Will Teresa Lewis Execution Watchers Really Feel Better?

Teresa LewisWhen Teresa Lewis is executed tonight in a Virginia prison, there will be a room full of people watching her death throes. Including her stepdaughter.

Cathy Clifton's father, Julian Clifton Lewis, and younger brother, Charles, were both killed in a murder-for-hire scheme that landed her stepmother on death row.

Most of America is lucky enough not to face Cathy Clifton's demons, but is viewing an execution the answer?


Conventional wisdom says allowing victims to view an execution is part of the healing process. Texas -- the most prolific state at executions -- began allowing victims into a viewing chamber in the mid-1990s based on victim survivors and victim advocacy group members making a plea to the state's board of criminal justice.

A state explanation of the viewing process reads almost like a disclaimer:

"Allowing victim witnesses the opportunity to view an execution is a Texas Board of Criminal Justice Rule, and not mandated by law."

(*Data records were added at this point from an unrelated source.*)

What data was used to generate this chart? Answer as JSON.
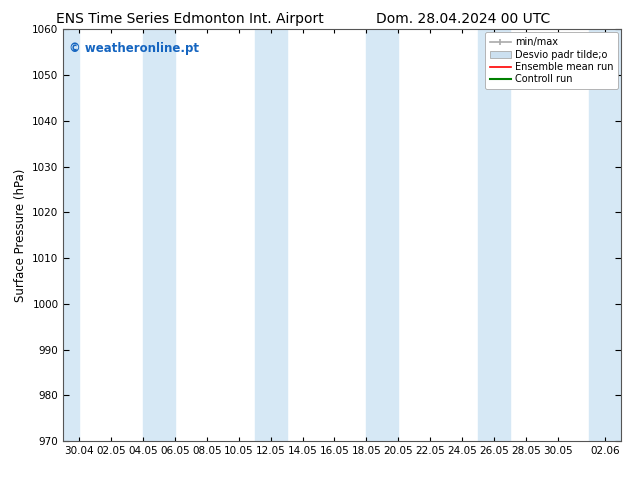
{
  "title_left": "ENS Time Series Edmonton Int. Airport",
  "title_right": "Dom. 28.04.2024 00 UTC",
  "ylabel": "Surface Pressure (hPa)",
  "ylim": [
    970,
    1060
  ],
  "yticks": [
    970,
    980,
    990,
    1000,
    1010,
    1020,
    1030,
    1040,
    1050,
    1060
  ],
  "x_tick_labels": [
    "30.04",
    "02.05",
    "04.05",
    "06.05",
    "08.05",
    "10.05",
    "12.05",
    "14.05",
    "16.05",
    "18.05",
    "20.05",
    "22.05",
    "24.05",
    "26.05",
    "28.05",
    "30.05",
    "02.06"
  ],
  "x_tick_dates": [
    "2024-04-30",
    "2024-05-02",
    "2024-05-04",
    "2024-05-06",
    "2024-05-08",
    "2024-05-10",
    "2024-05-12",
    "2024-05-14",
    "2024-05-16",
    "2024-05-18",
    "2024-05-20",
    "2024-05-22",
    "2024-05-24",
    "2024-05-26",
    "2024-05-28",
    "2024-05-30",
    "2024-06-02"
  ],
  "x_start": "2024-04-29",
  "x_end": "2024-06-03",
  "background_color": "#ffffff",
  "plot_bg_color": "#ffffff",
  "shaded_color": "#d6e8f5",
  "watermark_text": "© weatheronline.pt",
  "watermark_color": "#1565c0",
  "legend_labels": [
    "min/max",
    "Desvio padr tilde;o",
    "Ensemble mean run",
    "Controll run"
  ],
  "title_fontsize": 10,
  "tick_fontsize": 7.5,
  "ylabel_fontsize": 8.5,
  "shaded_band_starts": [
    "2024-04-29",
    "2024-05-04",
    "2024-05-11",
    "2024-05-12",
    "2024-05-18",
    "2024-05-19",
    "2024-05-25",
    "2024-05-26"
  ],
  "shaded_band_ends": [
    "2024-04-30",
    "2024-05-05",
    "2024-05-12",
    "2024-05-13",
    "2024-05-19",
    "2024-05-20",
    "2024-05-26",
    "2024-05-27"
  ]
}
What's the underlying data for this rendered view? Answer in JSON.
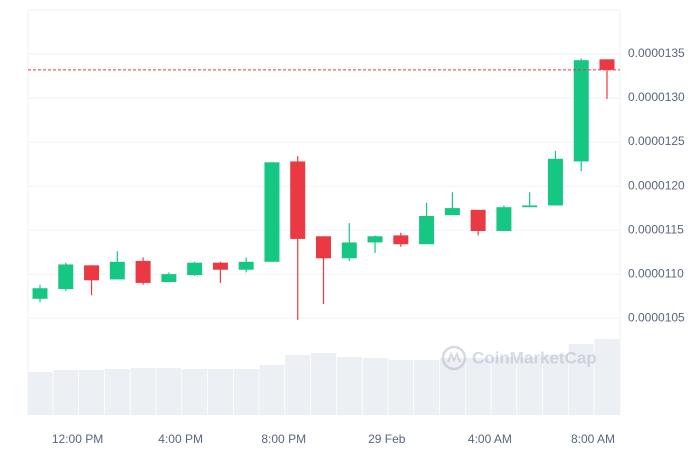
{
  "chart_data": {
    "type": "candlestick",
    "categories": [
      null,
      null,
      "12:00 PM",
      null,
      null,
      null,
      "4:00 PM",
      null,
      null,
      null,
      "8:00 PM",
      null,
      null,
      null,
      "29 Feb",
      null,
      null,
      null,
      "4:00 AM",
      null,
      null,
      null,
      "8:00 AM"
    ],
    "open": [
      1.072e-05,
      1.083e-05,
      1.11e-05,
      1.094e-05,
      1.115e-05,
      1.091e-05,
      1.099e-05,
      1.113e-05,
      1.105e-05,
      1.114e-05,
      1.228e-05,
      1.143e-05,
      1.118e-05,
      1.136e-05,
      1.144e-05,
      1.134e-05,
      1.167e-05,
      1.173e-05,
      1.149e-05,
      1.176e-05,
      1.178e-05,
      1.228e-05,
      1.344e-05
    ],
    "high": [
      1.088e-05,
      1.113e-05,
      1.11e-05,
      1.126e-05,
      1.119e-05,
      1.102e-05,
      1.114e-05,
      1.114e-05,
      1.119e-05,
      1.227e-05,
      1.234e-05,
      1.143e-05,
      1.158e-05,
      1.144e-05,
      1.147e-05,
      1.181e-05,
      1.193e-05,
      1.173e-05,
      1.178e-05,
      1.193e-05,
      1.24e-05,
      1.345e-05,
      1.344e-05
    ],
    "low": [
      1.068e-05,
      1.081e-05,
      1.076e-05,
      1.094e-05,
      1.088e-05,
      1.091e-05,
      1.098e-05,
      1.09e-05,
      1.102e-05,
      1.114e-05,
      1.048e-05,
      1.066e-05,
      1.115e-05,
      1.124e-05,
      1.131e-05,
      1.134e-05,
      1.167e-05,
      1.144e-05,
      1.149e-05,
      1.176e-05,
      1.178e-05,
      1.217e-05,
      1.299e-05
    ],
    "close": [
      1.084e-05,
      1.111e-05,
      1.093e-05,
      1.114e-05,
      1.09e-05,
      1.1e-05,
      1.113e-05,
      1.105e-05,
      1.114e-05,
      1.227e-05,
      1.14e-05,
      1.118e-05,
      1.136e-05,
      1.143e-05,
      1.134e-05,
      1.166e-05,
      1.175e-05,
      1.149e-05,
      1.176e-05,
      1.178e-05,
      1.231e-05,
      1.343e-05,
      1.332e-05
    ],
    "volumes": [
      43,
      45,
      45,
      46,
      47,
      47,
      46,
      46,
      46,
      50,
      60,
      62,
      58,
      57,
      55,
      55,
      57,
      57,
      58,
      58,
      60,
      71,
      76
    ],
    "up_color": "#16c784",
    "down_color": "#ea3943",
    "volume_color": "#eceff3",
    "current_price": 1.332e-05,
    "ylim": [
      9.4e-06,
      1.4e-05
    ],
    "yticks": [
      1.05e-05,
      {
        "value": 1.1e-05,
        "label": "0.0000110"
      },
      1.15e-05,
      {
        "value": 1.2e-05,
        "label": "0.0000120"
      },
      1.25e-05,
      {
        "value": 1.3e-05,
        "label": "0.0000130"
      },
      1.35e-05
    ],
    "grid": true,
    "watermark": "CoinMarketCap"
  }
}
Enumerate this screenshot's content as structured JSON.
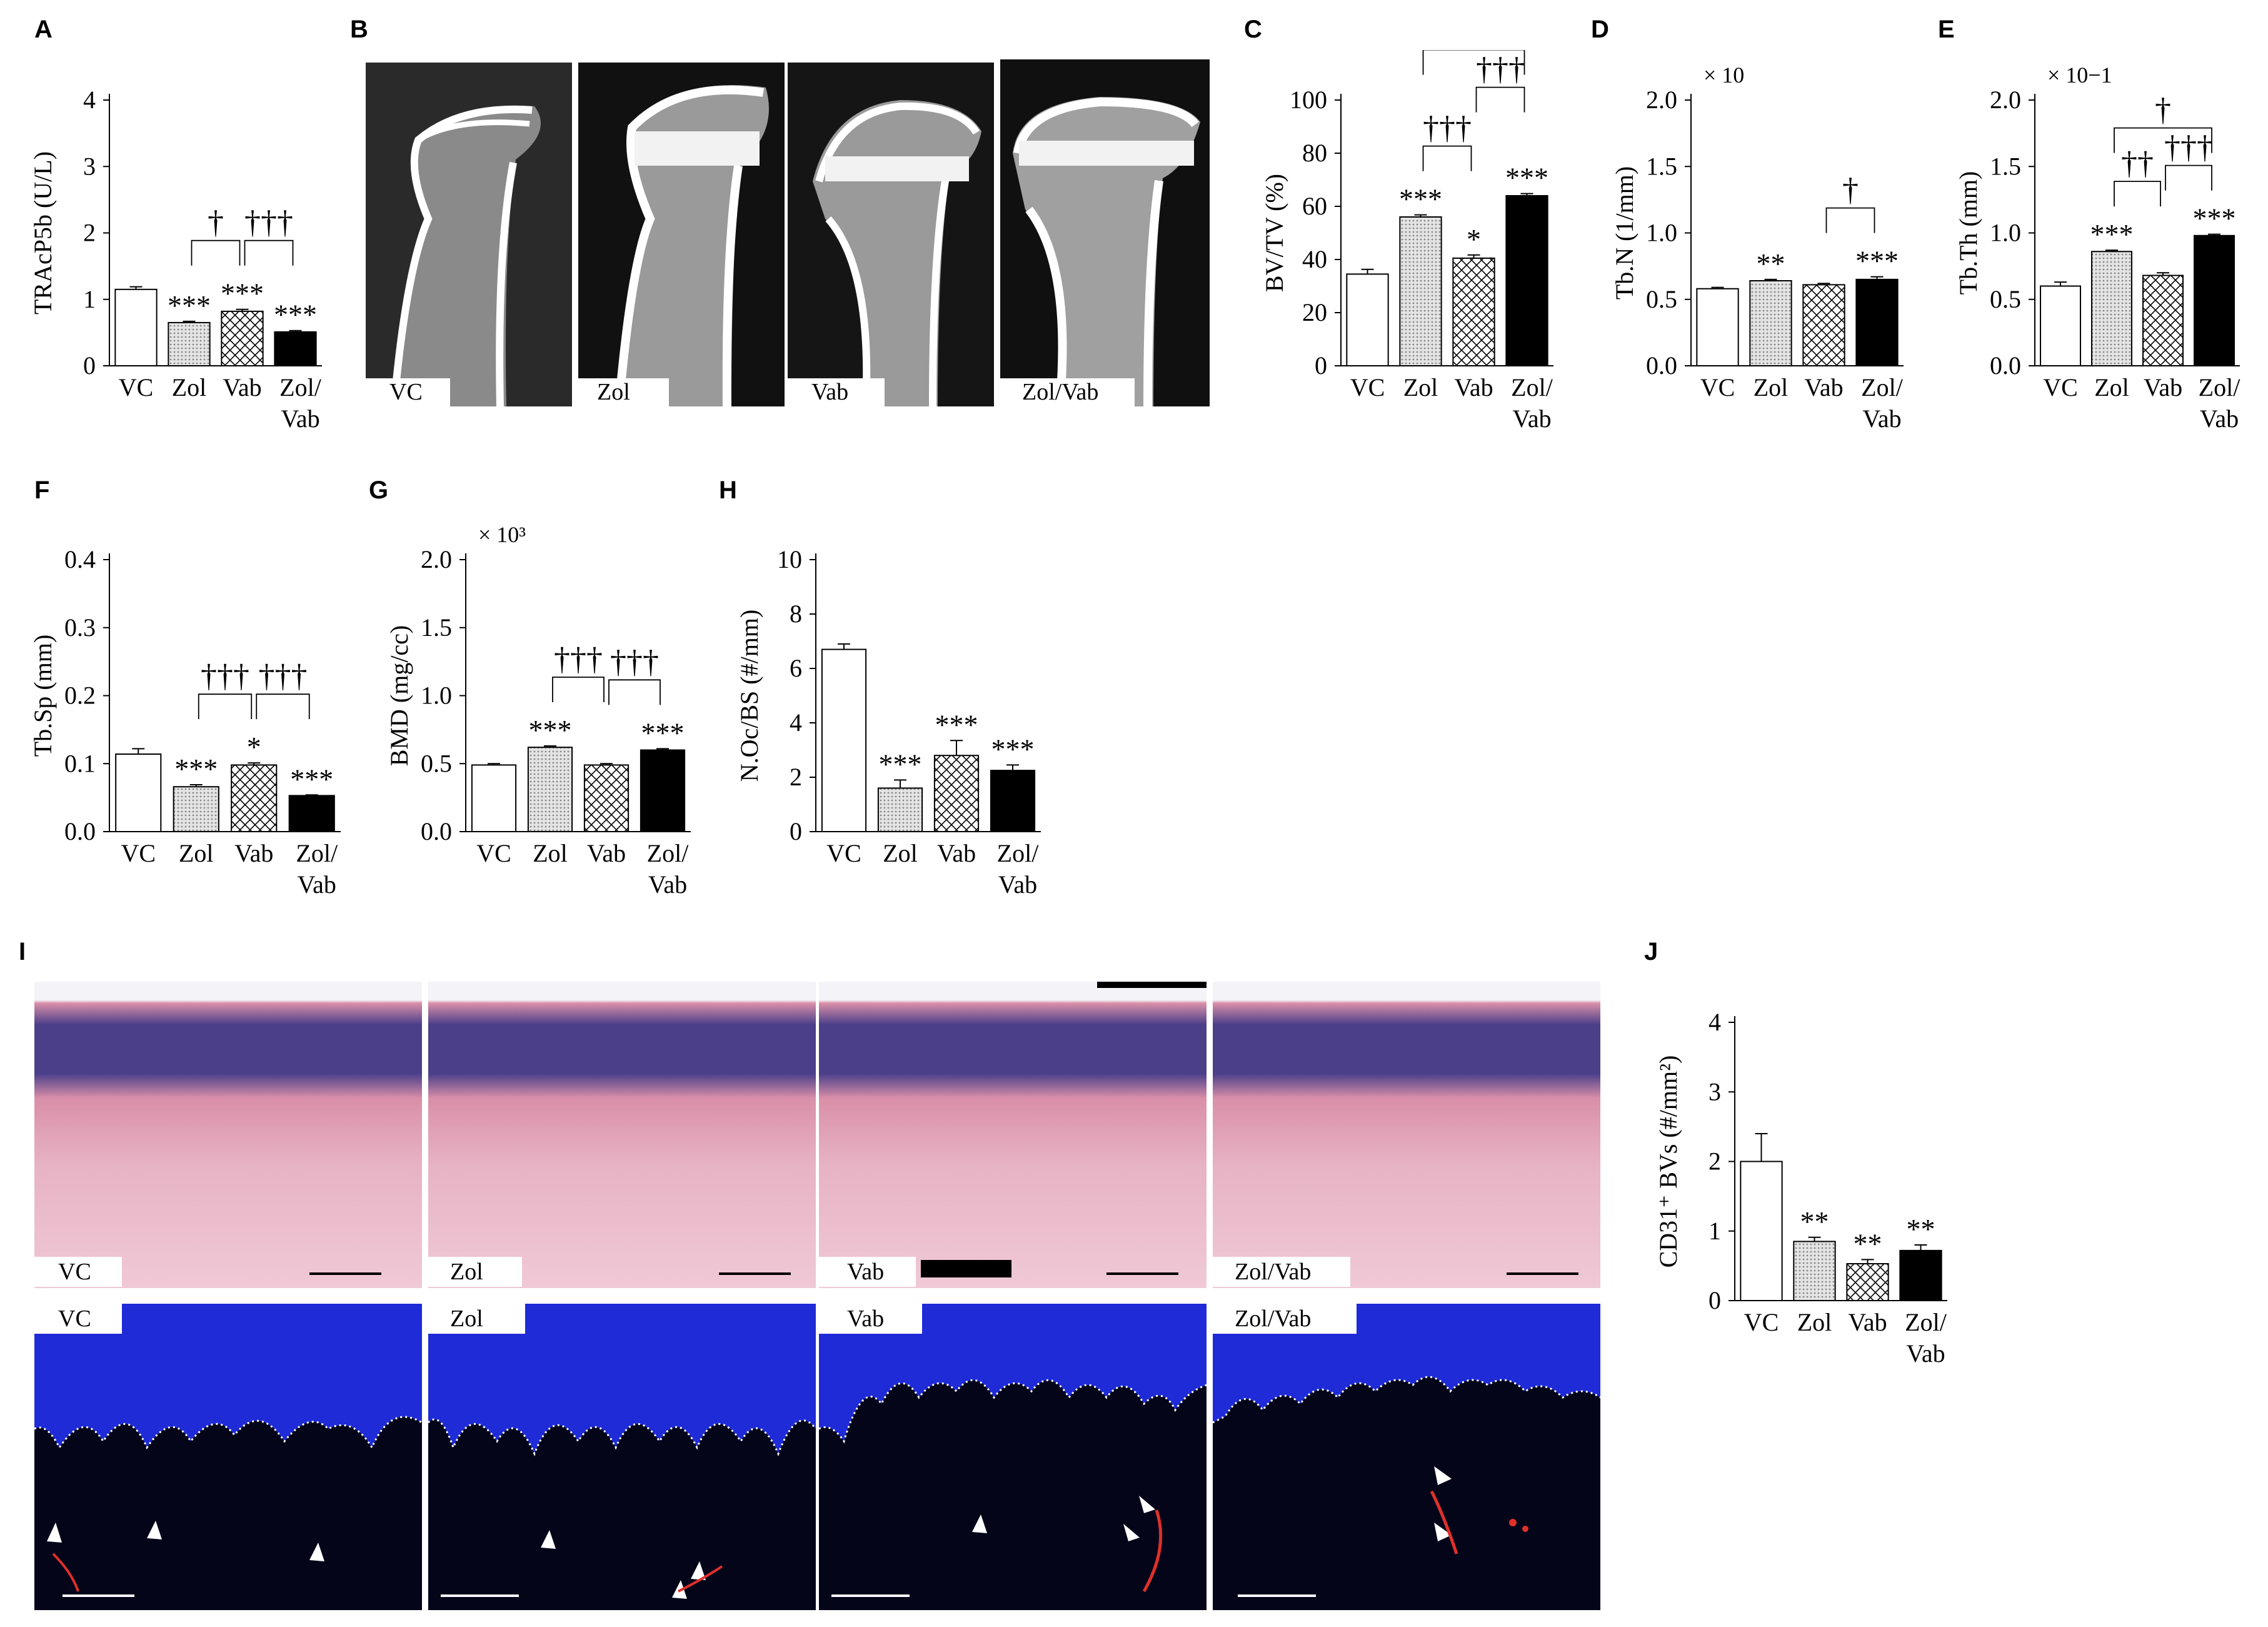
{
  "panels": {
    "A": "A",
    "B": "B",
    "C": "C",
    "D": "D",
    "E": "E",
    "F": "F",
    "G": "G",
    "H": "H",
    "I": "I",
    "J": "J"
  },
  "microct_labels": [
    "VC",
    "Zol",
    "Vab",
    "Zol/Vab"
  ],
  "he_labels": [
    "VC",
    "Zol",
    "Vab",
    "Zol/Vab"
  ],
  "if_labels": [
    "VC",
    "Zol",
    "Vab",
    "Zol/Vab"
  ],
  "colors": {
    "vc": "#ffffff",
    "zol_pattern": "#c8c8c8",
    "vab_pattern": "#000000",
    "zolvab": "#000000",
    "he_tissue": "#d98fa8",
    "he_nuclei": "#4b3f8a",
    "if_background": "#05051a",
    "if_nuclei": "#1e2bd6",
    "if_cd31": "#e0302a"
  },
  "chart_data": [
    {
      "panel": "A",
      "type": "bar",
      "categories": [
        "VC",
        "Zol",
        "Vab",
        "Zol/Vab"
      ],
      "values": [
        1.15,
        0.65,
        0.82,
        0.51
      ],
      "errors": [
        0.04,
        0.02,
        0.03,
        0.02
      ],
      "ylabel": "TRAcP5b (U/L)",
      "ylim": [
        0,
        4
      ],
      "yticks": [
        "0",
        "1",
        "2",
        "3",
        "4"
      ],
      "multiplier": "",
      "stars": [
        "",
        "***",
        "***",
        "***"
      ],
      "daggers": [
        {
          "from": 1,
          "to": 2,
          "label": "†",
          "level": 0
        },
        {
          "from": 2,
          "to": 3,
          "label": "†††",
          "level": 0
        }
      ]
    },
    {
      "panel": "C",
      "type": "bar",
      "categories": [
        "VC",
        "Zol",
        "Vab",
        "Zol/Vab"
      ],
      "values": [
        34.5,
        56.0,
        40.5,
        64.0
      ],
      "errors": [
        1.8,
        0.8,
        1.2,
        0.8
      ],
      "ylabel": "BV/TV (%)",
      "ylim": [
        0,
        100
      ],
      "yticks": [
        "0",
        "20",
        "40",
        "60",
        "80",
        "100"
      ],
      "multiplier": "",
      "stars": [
        "",
        "***",
        "*",
        "***"
      ],
      "daggers": [
        {
          "from": 1,
          "to": 2,
          "label": "†††",
          "level": 0
        },
        {
          "from": 2,
          "to": 3,
          "label": "†††",
          "level": 1
        },
        {
          "from": 1,
          "to": 3,
          "label": "†",
          "level": 2
        }
      ]
    },
    {
      "panel": "D",
      "type": "bar",
      "categories": [
        "VC",
        "Zol",
        "Vab",
        "Zol/Vab"
      ],
      "values": [
        0.58,
        0.64,
        0.61,
        0.65
      ],
      "errors": [
        0.01,
        0.01,
        0.01,
        0.02
      ],
      "ylabel": "Tb.N (1/mm)",
      "ylim": [
        0,
        2.0
      ],
      "yticks": [
        "0.0",
        "0.5",
        "1.0",
        "1.5",
        "2.0"
      ],
      "multiplier": "× 10",
      "stars": [
        "",
        "**",
        "",
        "***"
      ],
      "daggers": [
        {
          "from": 2,
          "to": 3,
          "label": "†",
          "level": 0
        }
      ]
    },
    {
      "panel": "E",
      "type": "bar",
      "categories": [
        "VC",
        "Zol",
        "Vab",
        "Zol/Vab"
      ],
      "values": [
        0.6,
        0.86,
        0.68,
        0.98
      ],
      "errors": [
        0.03,
        0.01,
        0.02,
        0.01
      ],
      "ylabel": "Tb.Th (mm)",
      "ylim": [
        0,
        2.0
      ],
      "yticks": [
        "0.0",
        "0.5",
        "1.0",
        "1.5",
        "2.0"
      ],
      "multiplier": "× 10−1",
      "stars": [
        "",
        "***",
        "",
        "***"
      ],
      "daggers": [
        {
          "from": 1,
          "to": 2,
          "label": "††",
          "level": 0
        },
        {
          "from": 2,
          "to": 3,
          "label": "†††",
          "level": 0
        },
        {
          "from": 1,
          "to": 3,
          "label": "†",
          "level": 1
        }
      ]
    },
    {
      "panel": "F",
      "type": "bar",
      "categories": [
        "VC",
        "Zol",
        "Vab",
        "Zol/Vab"
      ],
      "values": [
        0.114,
        0.066,
        0.098,
        0.053
      ],
      "errors": [
        0.008,
        0.003,
        0.003,
        0.001
      ],
      "ylabel": "Tb.Sp (mm)",
      "ylim": [
        0,
        0.4
      ],
      "yticks": [
        "0.0",
        "0.1",
        "0.2",
        "0.3",
        "0.4"
      ],
      "multiplier": "",
      "stars": [
        "",
        "***",
        "*",
        "***"
      ],
      "daggers": [
        {
          "from": 1,
          "to": 2,
          "label": "†††",
          "level": 0
        },
        {
          "from": 2,
          "to": 3,
          "label": "†††",
          "level": 0
        }
      ]
    },
    {
      "panel": "G",
      "type": "bar",
      "categories": [
        "VC",
        "Zol",
        "Vab",
        "Zol/Vab"
      ],
      "values": [
        0.49,
        0.62,
        0.49,
        0.6
      ],
      "errors": [
        0.01,
        0.01,
        0.01,
        0.01
      ],
      "ylabel": "BMD (mg/cc)",
      "ylim": [
        0,
        2.0
      ],
      "yticks": [
        "0.0",
        "0.5",
        "1.0",
        "1.5",
        "2.0"
      ],
      "multiplier": "× 10³",
      "stars": [
        "",
        "***",
        "",
        "***"
      ],
      "daggers": [
        {
          "from": 1,
          "to": 2,
          "label": "†††",
          "level": 0
        },
        {
          "from": 2,
          "to": 3,
          "label": "†††",
          "level": 0
        }
      ]
    },
    {
      "panel": "H",
      "type": "bar",
      "categories": [
        "VC",
        "Zol",
        "Vab",
        "Zol/Vab"
      ],
      "values": [
        6.7,
        1.6,
        2.8,
        2.25
      ],
      "errors": [
        0.2,
        0.3,
        0.55,
        0.2
      ],
      "ylabel": "N.Oc/BS (#/mm)",
      "ylim": [
        0,
        10
      ],
      "yticks": [
        "0",
        "2",
        "4",
        "6",
        "8",
        "10"
      ],
      "multiplier": "",
      "stars": [
        "",
        "***",
        "***",
        "***"
      ],
      "daggers": []
    },
    {
      "panel": "J",
      "type": "bar",
      "categories": [
        "VC",
        "Zol",
        "Vab",
        "Zol/Vab"
      ],
      "values": [
        2.0,
        0.85,
        0.53,
        0.72
      ],
      "errors": [
        0.4,
        0.06,
        0.06,
        0.08
      ],
      "ylabel": "CD31⁺ BVs (#/mm²)",
      "ylim": [
        0,
        4
      ],
      "yticks": [
        "0",
        "1",
        "2",
        "3",
        "4"
      ],
      "multiplier": "",
      "stars": [
        "",
        "**",
        "**",
        "**"
      ],
      "daggers": []
    }
  ]
}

The insinuation -- that this is something the victims want rather than the state pushing -- is clear. But it doesn't remove the sadistic undertones of the entire process.

Where else in society are the people present at a death made whole by the loss of life? Even in cases of terminal illness, the onlookers may report relief ... but the death does not improve their lives.

That the Cathy Cliftons of the world would feel relief even in a sense of "justice served" is natural. "Losing" Teresa Lewis does not create a hole in her life. That's already been done with the loss of both her brother and father.

But after the highly publicized and highly controversial taping of the Timothy McVeigh execution so more of the victims of Oklahoma City could watch, some survivors confessed it had not made them feel much better. Their loved ones were still gone.

Lewis' death has created an international frenzy, not least because her IQ has been reported as borderline mentally retarded. But she will die tonight by decree of Virginia Governor Bob McDonnell.

Does having people watch make it any more real?